Die Probstei ist wieder geschmückt. 18 der 19 Dörfer des Tourismusverbandes Probstei warten mit ihrer Strohfigur auf, die von vielen fleißigen ehrenamtlichen Helfern in den vergangenen Monaten erdacht und kunstvoll gefertigt worden ist.
Wer sich auf Strohfiguren-Tour durch die Probstei begibt, kann eine Menge entdecken und zugleich erfahren. Denn jede Strohfigur hat einen besonderen Hintergrund, ein Thema oder eine Botschaft. Die Bandbreite reicht vom Klimawandel über die Verschwendung von Steuergeldern bis hin zu den historischen Bezügen des jeweiligen Dorfes. In Fiefbergen erinnern die Strohfiguren zum Beispiel an das Sterben der Höfe und die Wandlung der Landwirtschaft. Dort hat das Stroh-Team „Rosalie, das Fiefbergener Fleckvieh“ auf dem Dorfplatz aufgestellt. Mit lustiger Schleifen und niedlichem Augenaufschlag zaubert es den Besuchern ein Lachen aufs Gesicht.
Ebenso wie die „Ottifanten“, die am Stakendorfer Dorfteich stehen und verliebt um die Wette rüsseln. Gesäumt werden die beiden Dickhäuter mit ihrer für Otto Waalkes typischen Form – eine schöne Hommage an den Komiker, der gerade seinen 75. Geburtstag feierte.
Ein wenig spezieller geht es in Bendfeld zu. Dort ragt, zunächst für viele überraschend, das Laboer Ehrenmal auf dem Dorfplatz empor. Doch auf den zweiten Blick erschließt sich die Bedeutung dieser Figur. Denn am Fuße des Ehrenmals ist das Schwimmbad dargestellt, liebevolle Details wie die Badeleiter und die Startblöcke komplettieren das Bild. Vom Sprungbett purzeln die Euro-Zeichen ins Wasser, über der ganzen Szenerie schwebt schon der Pleitegeier. Die Kritik: Seit Jahren diskutiert man in Laboe über das Schwimmbad, das mittlerweile geschlossen ist, und einen Zweckverband, trifft aber keine Entscheidung.

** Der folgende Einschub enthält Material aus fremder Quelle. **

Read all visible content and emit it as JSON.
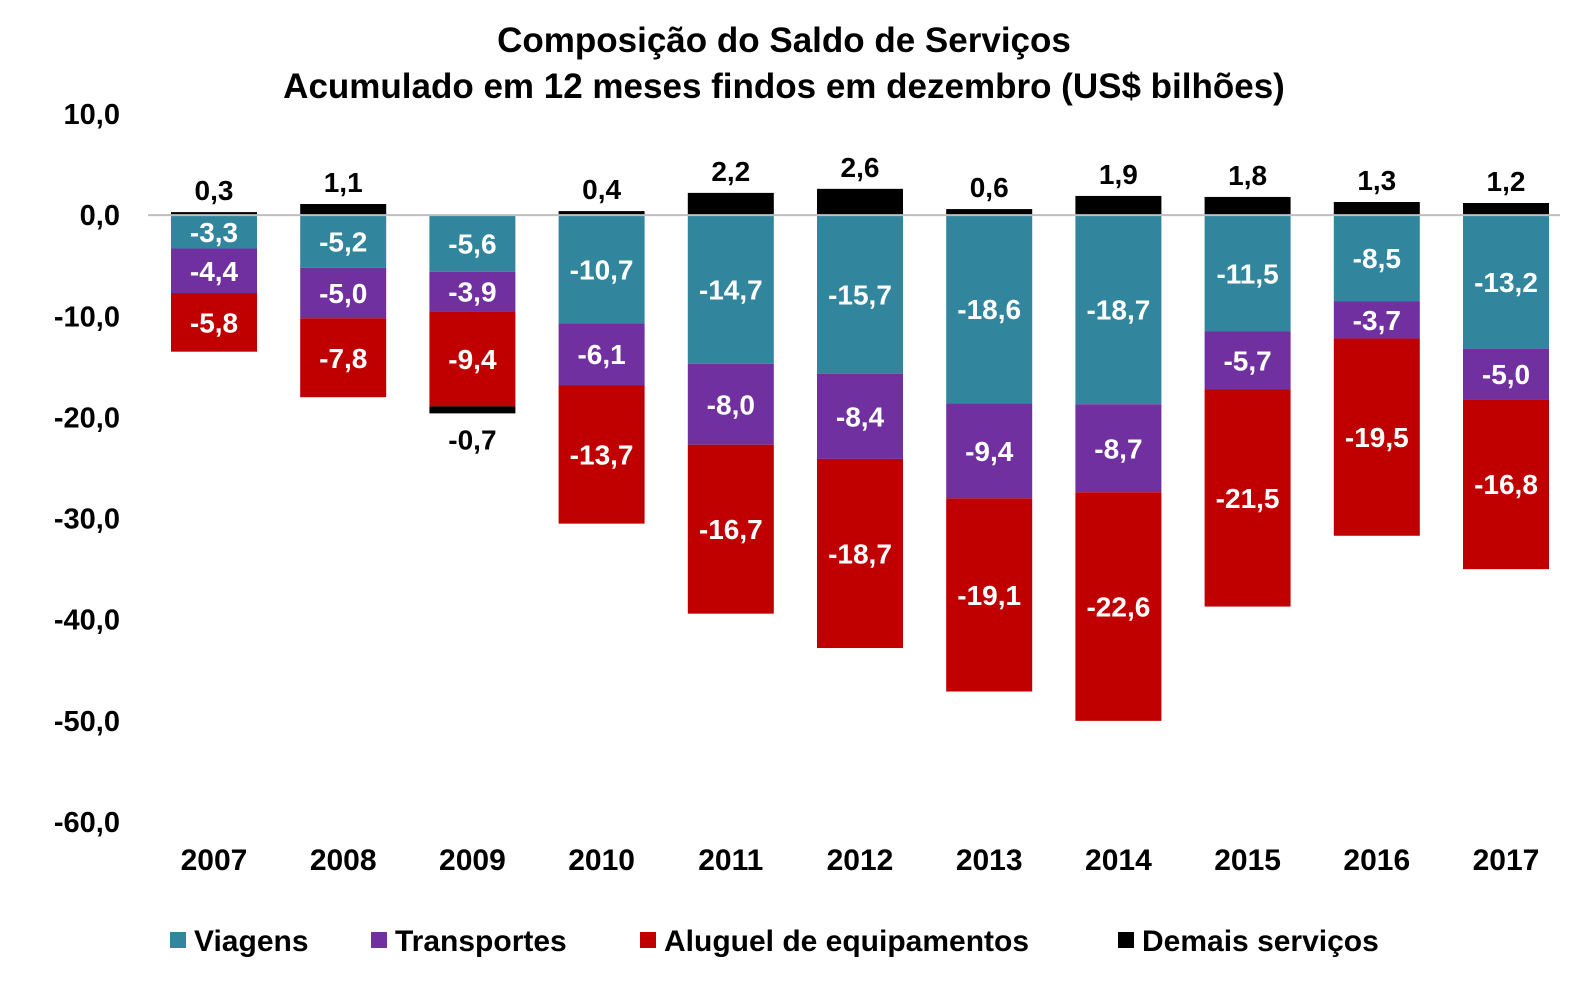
{
  "chart_data": {
    "type": "bar",
    "stacked": true,
    "title": "Composição do Saldo de Serviços",
    "subtitle": "Acumulado em 12 meses findos em dezembro (US$ bilhões)",
    "categories": [
      "2007",
      "2008",
      "2009",
      "2010",
      "2011",
      "2012",
      "2013",
      "2014",
      "2015",
      "2016",
      "2017"
    ],
    "ylim": [
      -60,
      10
    ],
    "y_ticks": [
      10,
      0,
      -10,
      -20,
      -30,
      -40,
      -50,
      -60
    ],
    "y_tick_labels": [
      "10,0",
      "0,0",
      "-10,0",
      "-20,0",
      "-30,0",
      "-40,0",
      "-50,0",
      "-60,0"
    ],
    "grid": false,
    "legend_position": "bottom",
    "series": [
      {
        "name": "Viagens",
        "color": "#31859C",
        "label_color": "#ffffff",
        "values": [
          -3.3,
          -5.2,
          -5.6,
          -10.7,
          -14.7,
          -15.7,
          -18.6,
          -18.7,
          -11.5,
          -8.5,
          -13.2
        ],
        "labels": [
          "-3,3",
          "-5,2",
          "-5,6",
          "-10,7",
          "-14,7",
          "-15,7",
          "-18,6",
          "-18,7",
          "-11,5",
          "-8,5",
          "-13,2"
        ]
      },
      {
        "name": "Transportes",
        "color": "#7030A0",
        "label_color": "#ffffff",
        "values": [
          -4.4,
          -5.0,
          -3.9,
          -6.1,
          -8.0,
          -8.4,
          -9.4,
          -8.7,
          -5.7,
          -3.7,
          -5.0
        ],
        "labels": [
          "-4,4",
          "-5,0",
          "-3,9",
          "-6,1",
          "-8,0",
          "-8,4",
          "-9,4",
          "-8,7",
          "-5,7",
          "-3,7",
          "-5,0"
        ]
      },
      {
        "name": "Aluguel de equipamentos",
        "color": "#C00000",
        "label_color": "#ffffff",
        "values": [
          -5.8,
          -7.8,
          -9.4,
          -13.7,
          -16.7,
          -18.7,
          -19.1,
          -22.6,
          -21.5,
          -19.5,
          -16.8
        ],
        "labels": [
          "-5,8",
          "-7,8",
          "-9,4",
          "-13,7",
          "-16,7",
          "-18,7",
          "-19,1",
          "-22,6",
          "-21,5",
          "-19,5",
          "-16,8"
        ]
      },
      {
        "name": "Demais serviços",
        "color": "#000000",
        "label_color": "#000000",
        "values": [
          0.3,
          1.1,
          -0.7,
          0.4,
          2.2,
          2.6,
          0.6,
          1.9,
          1.8,
          1.3,
          1.2
        ],
        "labels": [
          "0,3",
          "1,1",
          "-0,7",
          "0,4",
          "2,2",
          "2,6",
          "0,6",
          "1,9",
          "1,8",
          "1,3",
          "1,2"
        ]
      }
    ]
  }
}
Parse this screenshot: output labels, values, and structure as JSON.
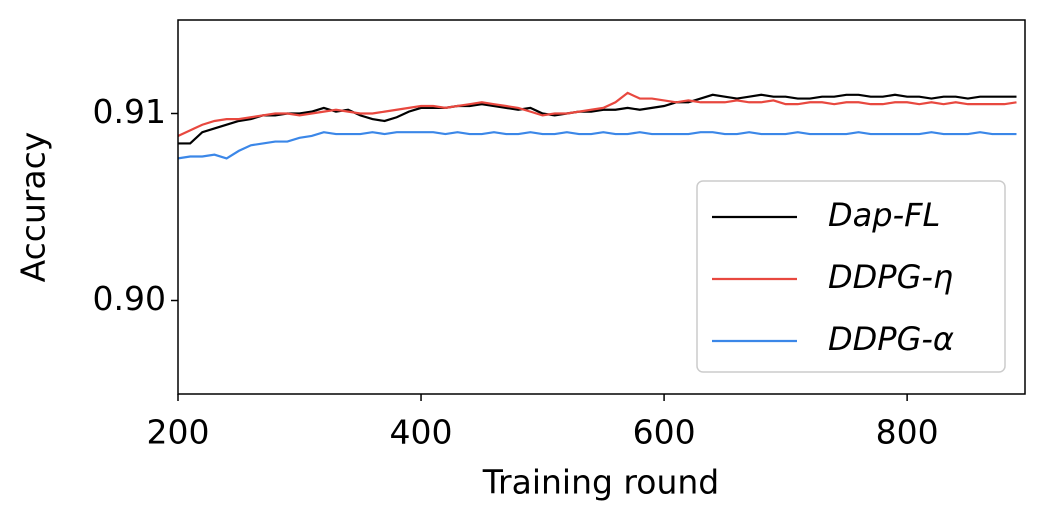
{
  "chart_data": {
    "type": "line",
    "x_label": "Training round",
    "y_label": "Accuracy",
    "x": [
      200,
      210,
      220,
      230,
      240,
      250,
      260,
      270,
      280,
      290,
      300,
      310,
      320,
      330,
      340,
      350,
      360,
      370,
      380,
      390,
      400,
      410,
      420,
      430,
      440,
      450,
      460,
      470,
      480,
      490,
      500,
      510,
      520,
      530,
      540,
      550,
      560,
      570,
      580,
      590,
      600,
      610,
      620,
      630,
      640,
      650,
      660,
      670,
      680,
      690,
      700,
      710,
      720,
      730,
      740,
      750,
      760,
      770,
      780,
      790,
      800,
      810,
      820,
      830,
      840,
      850,
      860,
      870,
      880,
      890
    ],
    "series": [
      {
        "name": "Dap-FL",
        "color": "#000000",
        "values": [
          0.9084,
          0.9084,
          0.909,
          0.9092,
          0.9094,
          0.9096,
          0.9097,
          0.9099,
          0.9099,
          0.91,
          0.91,
          0.9101,
          0.9103,
          0.9101,
          0.9102,
          0.9099,
          0.9097,
          0.9096,
          0.9098,
          0.9101,
          0.9103,
          0.9103,
          0.9103,
          0.9104,
          0.9104,
          0.9105,
          0.9104,
          0.9103,
          0.9102,
          0.9103,
          0.91,
          0.9099,
          0.91,
          0.9101,
          0.9101,
          0.9102,
          0.9102,
          0.9103,
          0.9102,
          0.9103,
          0.9104,
          0.9106,
          0.9106,
          0.9108,
          0.911,
          0.9109,
          0.9108,
          0.9109,
          0.911,
          0.9109,
          0.9109,
          0.9108,
          0.9108,
          0.9109,
          0.9109,
          0.911,
          0.911,
          0.9109,
          0.9109,
          0.911,
          0.9109,
          0.9109,
          0.9108,
          0.9109,
          0.9109,
          0.9108,
          0.9109,
          0.9109,
          0.9109,
          0.9109
        ]
      },
      {
        "name": "DDPG-η",
        "color": "#e8483f",
        "values": [
          0.9088,
          0.9091,
          0.9094,
          0.9096,
          0.9097,
          0.9097,
          0.9098,
          0.9099,
          0.91,
          0.91,
          0.9099,
          0.91,
          0.9101,
          0.9102,
          0.9101,
          0.91,
          0.91,
          0.9101,
          0.9102,
          0.9103,
          0.9104,
          0.9104,
          0.9103,
          0.9104,
          0.9105,
          0.9106,
          0.9105,
          0.9104,
          0.9103,
          0.9101,
          0.9099,
          0.91,
          0.91,
          0.9101,
          0.9102,
          0.9103,
          0.9106,
          0.9111,
          0.9108,
          0.9108,
          0.9107,
          0.9106,
          0.9107,
          0.9106,
          0.9106,
          0.9106,
          0.9107,
          0.9106,
          0.9106,
          0.9107,
          0.9105,
          0.9105,
          0.9106,
          0.9106,
          0.9105,
          0.9106,
          0.9106,
          0.9105,
          0.9105,
          0.9106,
          0.9106,
          0.9105,
          0.9106,
          0.9105,
          0.9106,
          0.9105,
          0.9105,
          0.9105,
          0.9105,
          0.9106
        ]
      },
      {
        "name": "DDPG-α",
        "color": "#3b87e8",
        "values": [
          0.9076,
          0.9077,
          0.9077,
          0.9078,
          0.9076,
          0.908,
          0.9083,
          0.9084,
          0.9085,
          0.9085,
          0.9087,
          0.9088,
          0.909,
          0.9089,
          0.9089,
          0.9089,
          0.909,
          0.9089,
          0.909,
          0.909,
          0.909,
          0.909,
          0.9089,
          0.909,
          0.9089,
          0.9089,
          0.909,
          0.9089,
          0.9089,
          0.909,
          0.9089,
          0.9089,
          0.909,
          0.9089,
          0.9089,
          0.909,
          0.9089,
          0.9089,
          0.909,
          0.9089,
          0.9089,
          0.9089,
          0.9089,
          0.909,
          0.909,
          0.9089,
          0.9089,
          0.909,
          0.9089,
          0.9089,
          0.9089,
          0.909,
          0.9089,
          0.9089,
          0.9089,
          0.9089,
          0.909,
          0.9089,
          0.9089,
          0.9089,
          0.9089,
          0.9089,
          0.909,
          0.9089,
          0.9089,
          0.9089,
          0.909,
          0.9089,
          0.9089,
          0.9089
        ]
      }
    ],
    "xlim": [
      200,
      897
    ],
    "ylim": [
      0.895,
      0.915
    ],
    "xticks": [
      200,
      400,
      600,
      800
    ],
    "yticks": [
      {
        "value": 0.9,
        "label": "0.90"
      },
      0.91
    ],
    "grid": false,
    "legend": "lower right"
  }
}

In Passade können die Besucherinnen und Besucher sich einmal musikalisch ausprobieren. Dort stehen nämlich, in Anlehnung an die Bremer Stadtmusikanten, die Passader Dorfmusikanten. Die Kuh, das Schwein, die Ziege und das Huhn sind kunstvoll geformt. Eine Gitarre steht für die Besucher bereit und so mancher lässt sich so als „Passader Dorfmusikant“ fotografieren.
In Stein liegt der Wal, mit dem die Schnecke auf Reisen geht. Hintergrund ist ein Kinderbuch, in dem die kleine Schnecke dem mächtigen Wal aus der Not hilft. Die Botschaft: Bist du auch klein, so kannst du mit Klugheit und Willensstärke doch etwas bewegen. In Wendtorf und Probsteierhagen stehen Shaun, das Schaf und seine Gefährten, in Lutterbek schwimmt ein Entenhaus auf dem Dorfteich und in Wisch zeigen die Strohkünstlerinnen und -künstler, wie die Bauersfrau vor 100 Jahren mit einem Hundegespann zum Melken ging.
Wie kamen die Strohfiguren eigentlich in die Probstei? Sie entstehen Jahr für Jahr im Rahmen der Probsteier Korntage, die durch den vor 23 Jahren gegründeten Tourismusverband Probstei in Leben gerufen worden waren. Diese vierwöchige Veranstaltungsreihe zeigt den Gästen, dass sich ein Besuch nicht nur in den Strandgemeinden der Probstei lohnt, sondern dass auch das Binnenland so manchen Hingucker zu bieten hat. Als Höhepunkt dieser Korntage gelten die Strohfiguren, die bis Ende Oktober in den Orten zu sehen sind. An jeder Figur weist ein Plan den Besuchern den Weg.
Eines allerdings ist nach der Corona-Pause anders geworden: Es gibt keinen Wettbewerb mehr unter den Dörfern. Dafür hängen an jeder Figur Stempel und Karten, die die Besucher dazu animieren sollen, jede Figur anzuschauen und dies auf der Stempelkarte zu vermerken. Wer die Karte vollständig ausgefüllt hat, kann sie an den Tourismusverband Probstei schicken und hat die Chance, einen Gutschein für ein Restaurant der Region zu gewinnen.